NATO spy planes have mounted a 24-hour air space surveillance over Libya, as British Defence Secretary Liam Fox hinted that a no-fly zone could be enforced without wiping the North African nation's air defences.
Three Boeing E-3 Sentry aircraft were airborne over the Mediterranean off the Libyan coast keeping track of all Libyan fighters, NATO officials said.
The surveillance was put into operation around noon today and came as Libyan air force fighters carried out the heaviest bombing of rebel positions at Ras Lanuf.
Cities like Brega, Bin Jawad and Adjdabiya also witnessed heavy fighting as pro-Gaddafi forces intensified their counter-assault on the rebel forces.

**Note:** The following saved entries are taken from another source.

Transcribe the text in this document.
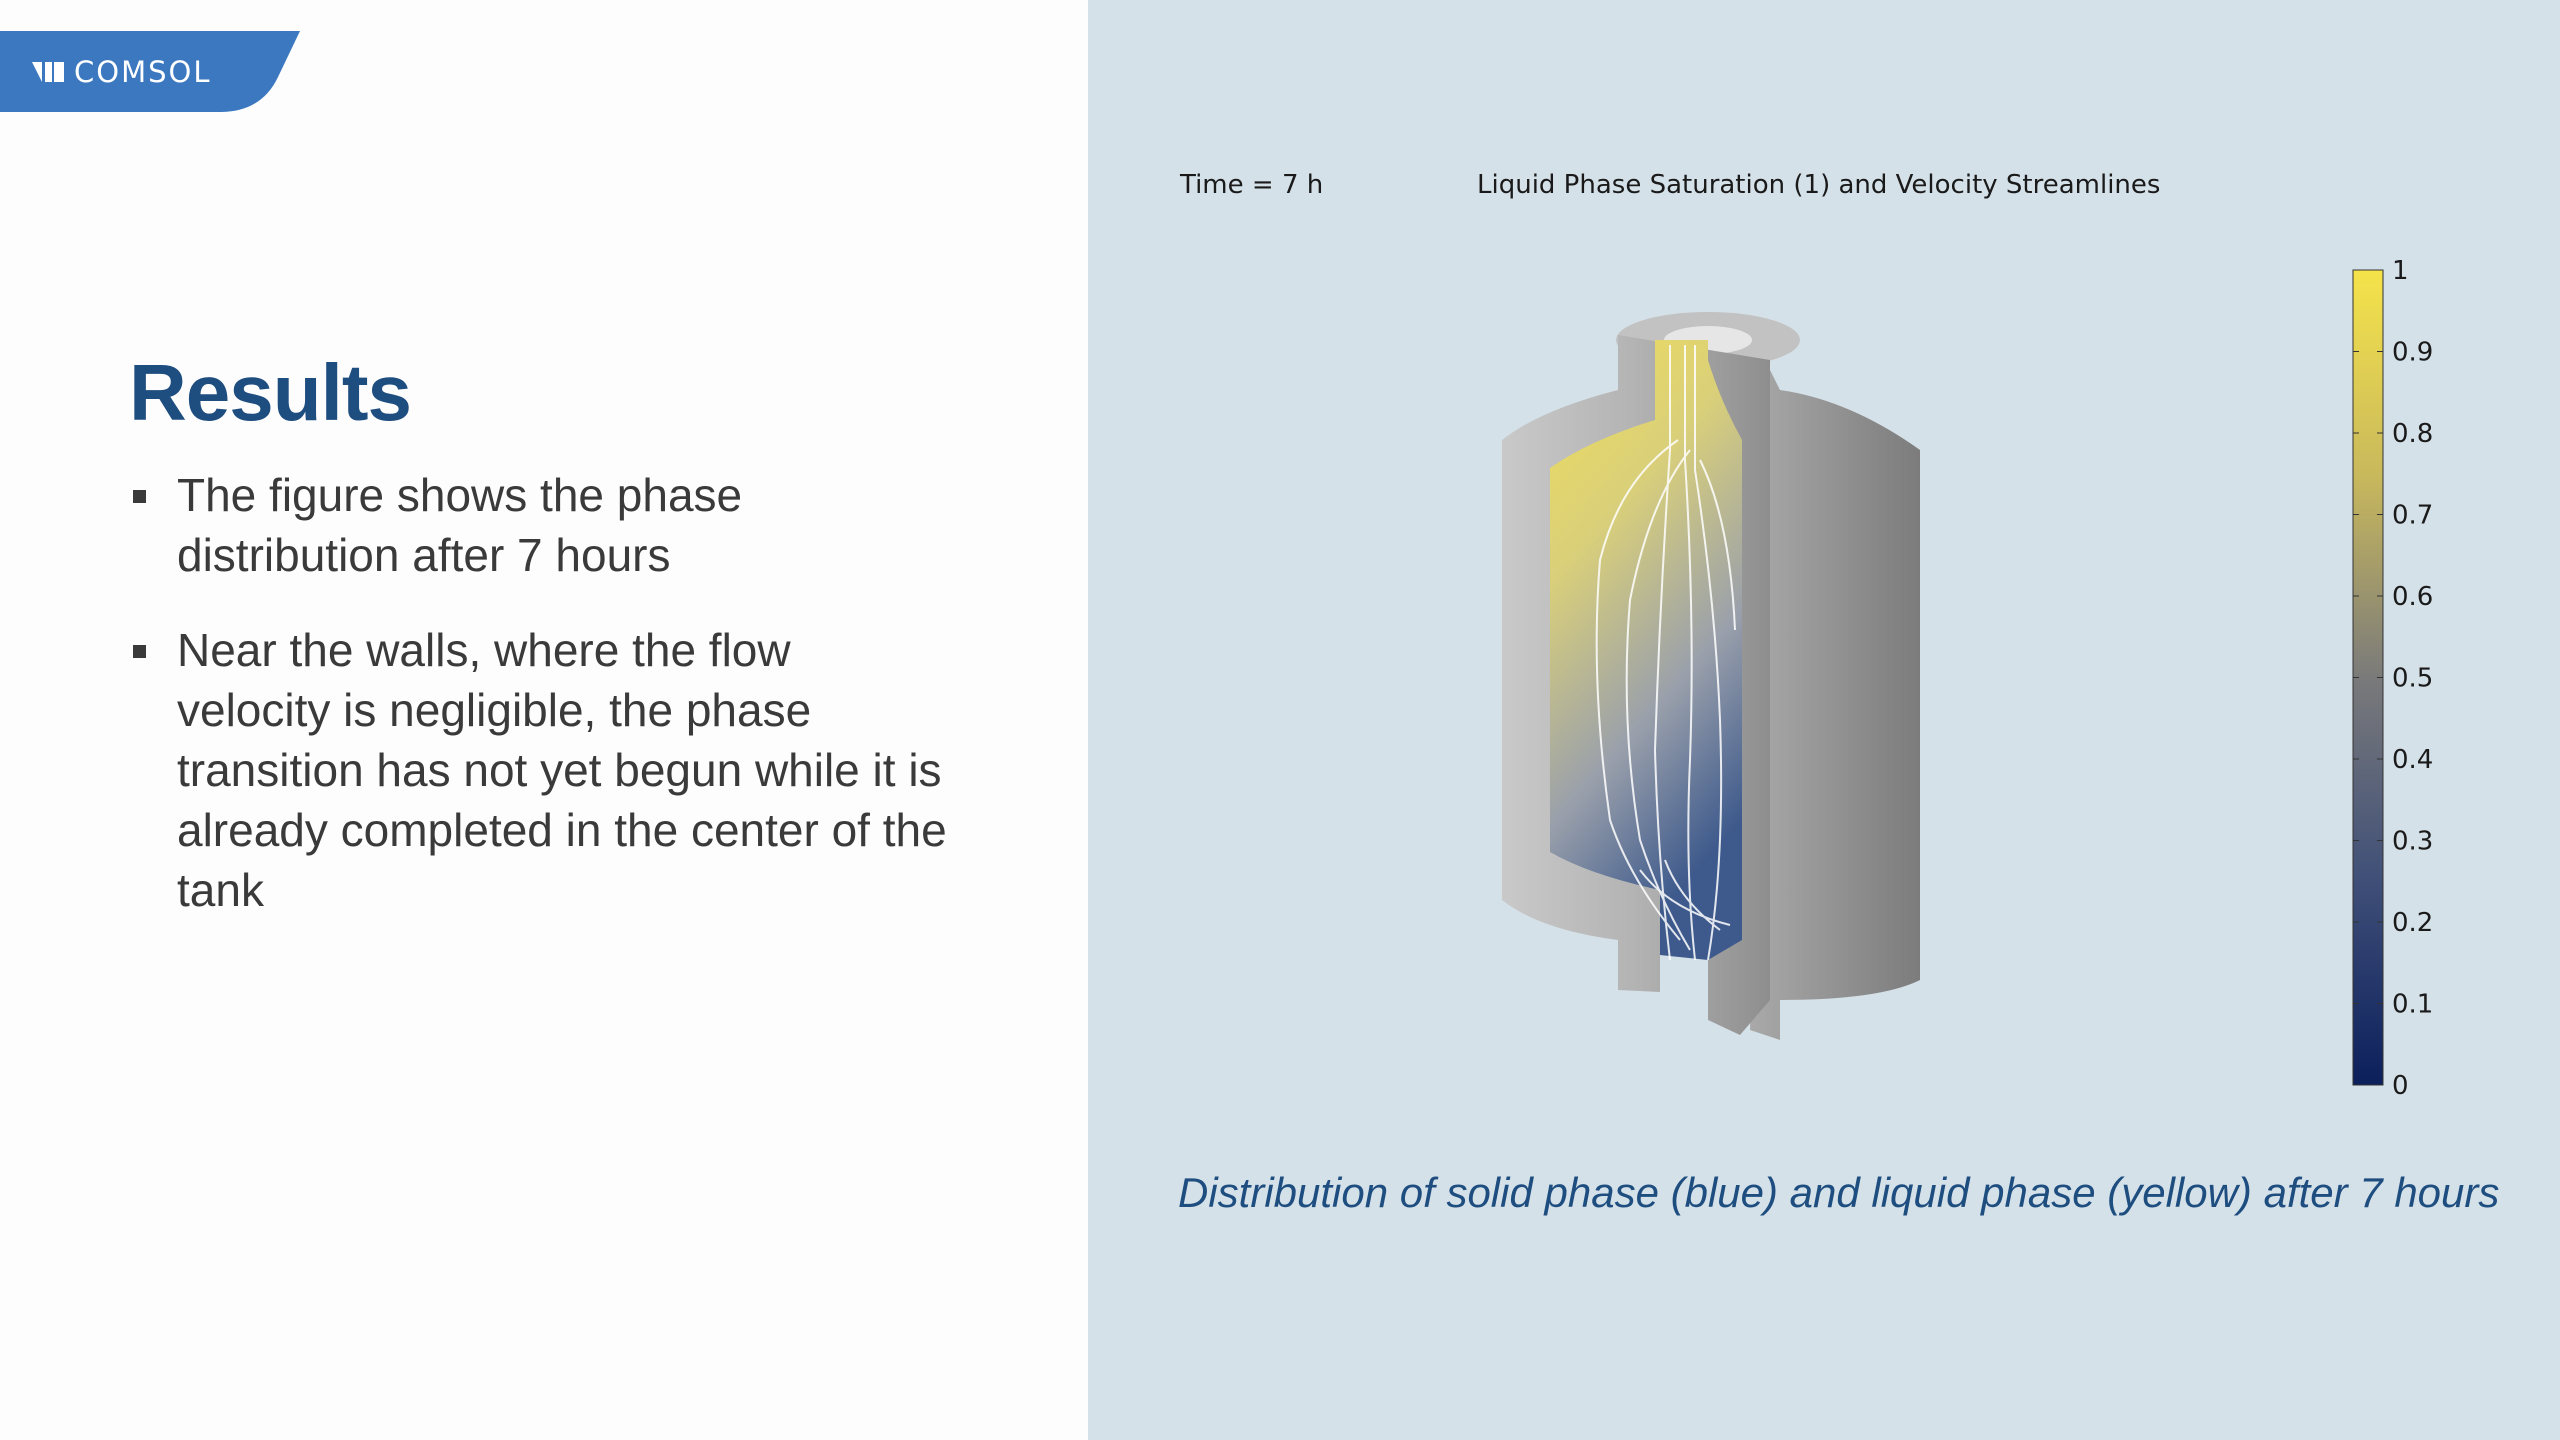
COMSOL
Results
The figure shows the phase distribution after 7 hours
Near the walls, where the flow velocity is negligible, the phase transition has not yet begun while it is already completed in the center of the tank
Time = 7 h	Liquid Phase Saturation (1) and Velocity Streamlines
1
0.9
0.8
0.7
0.6
0.5
0.4
0.3
0.2
0.1
0
Distribution of solid phase (blue) and liquid phase (yellow) after 7 hours
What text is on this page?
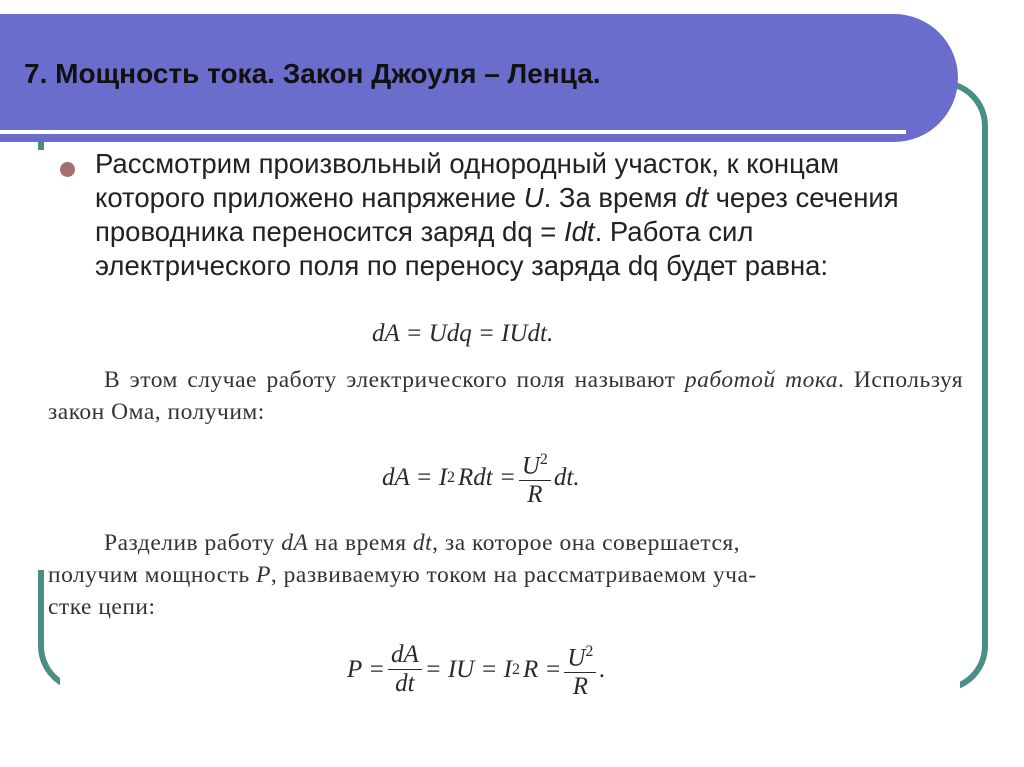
7. Мощность тока. Закон Джоуля – Ленца.

Рассмотрим произвольный однородный участок, к концам которого приложено напряжение U. За время dt через сечения проводника переносится заряд dq = Idt. Работа сил электрического поля по переносу заряда dq будет равна:

dA = Udq = IUdt.

В этом случае работу электрического поля называют работой тока. Используя закон Ома, получим:

dA = I 2 Rdt = $\frac{U^2}{R}$ dt.

Разделив работу dA на время dt, за которое она совершается,
получим мощность P, развиваемую током на рассматриваемом уча-
стке цепи:

$P = \frac{dA}{dt}$ = IU = I 2 $R = \frac{U^2}{R}$ .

In growing signs that a US and NATO combine military action may be imminent, the British Defence Secretary said that a no-fly zone over Libya was possible without hitting at Libyan air force bases and air defence systems.
Gaddafi also launched a diplomatic offensive, dispatching envoys overseas.
High-ranking members of the Libyan leader's inner circle were sent to Cairo, Brussels, Lisbon and Malta to approach government officials.
Accusing the West of conspiring to usurp Libya's oil resources, a defiant Gaddafi yesterday warned that any move to clamp a 'no-fly' zone would be strongly resisted by the people, as his forces pounded opposition positions.
Ignoring the ultimatum by the rebels asking him to step down within 72 hours, Gaddafi, in an interview to Turkish TV, said a no-fly zone would show the true intention of the Americans and their European allies to "colonise Libya and seize its oil wealth".
"If they take such a decision (to impose a no-fly zone), it will be useful for Libya, because the Libyan people will see the truth, that what they want is to take control of Libya and to steal their oil," Gaddafi said. "Then the Libyan people will take up arms against them."
Meanwhile, BBC reported that Gaddafi's security forces detained and beat up its news team which was trying to reach Zawiyah.
Members of the three-man team were beaten with fists, knees and rifles, hooded and subjected to mock executions by Libyan troops and secret police, it said. The three were detained on Monday and held for 21 hours, but have now flown out of Libya.
According to UN estimates, over 1,000 people have been killed since Libya's uprising began in mid-February.
More than 200,000 people have fled the country, most of them foreign workers. The exodus is creating a humanitarian crisis across the border with Tunisia.